La política arancelaria del presidente Donald Trump recibió un golpe significativo luego de que la Corte Suprema de Estados Unidos determinara, en una votación de 6 a 3, que varios de sus gravámenes a las importaciones son ilegales. El fallo abría la puerta a un repliegue que podría aliviar presiones sobre los precios, pero la Casa Blanca dejó claro que no dará marcha atrás.
Lejos de moderar su estrategia, Trump afirmó que la decisión judicial refuerza las facultades presidenciales en materia comercial. Horas después del fallo, anunció un arancel global del 10% bajo la Sección 122 de la Ley de Comercio de 1974, posteriormente elevado al 15%, el máximo permitido por esa disposición.
El Gobierno también explora otras vías legales. Entre ellas, la Sección 301 —sin límites explícitos en nivel o duración— y la Sección 338 de la Ley Arancelaria de 1930, que permitiría imponer aranceles de hasta 50% a países acusados de prácticas discriminatorias. El secretario del Tesoro, Scott Bessent, respaldó el enfoque y urgió a los socios comerciales a respetar acuerdos previos.
Analistas advierten que el escenario prolonga la volatilidad. Scott Lincicome, del Cato Institute, prevé “otro año de incertidumbre y caos”, al considerar que la administración utilizará cualquier herramienta disponible para sostener los aranceles.
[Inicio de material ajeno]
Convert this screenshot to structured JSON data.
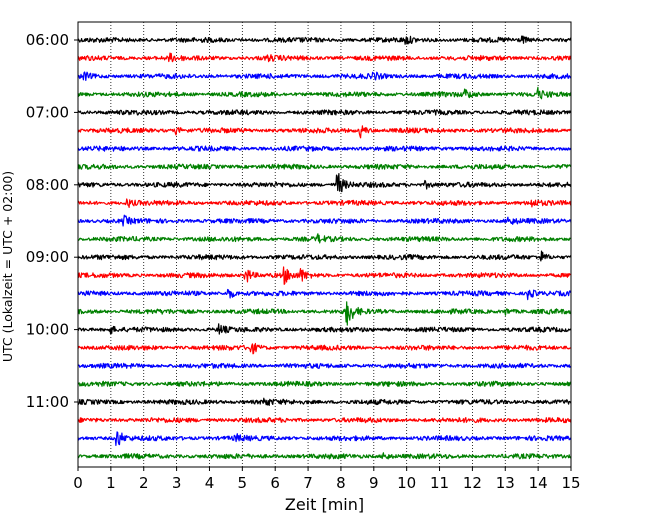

En el frente económico, persisten dudas sobre el impacto. La inversión empresarial fuera del sector tecnológico se contrajo el año pasado, un comportamiento inusual fuera de recesiones. Asimismo, el empleo manufacturero —sector que la Casa Blanca busca impulsar— registró pérdidas significativas.
Respecto a los precios al consumidor, economistas coinciden en que el fallo difícilmente genere alivio inmediato. Empresas como Walmart no tienen incentivos claros para reducir precios, aun si se materializan eventuales reembolsos por aranceles anulados.
Aunque la Corte Suprema, encabezada por el presidente del tribunal John Roberts, marcó un precedente relevante, el futuro de la agenda comercial estadounidense sigue abierto. La tasa arancelaria efectiva podría repuntar rápidamente si la administración amplía los nuevos gravámenes, manteniendo intacta la nube de incertidumbre sobre la economía global.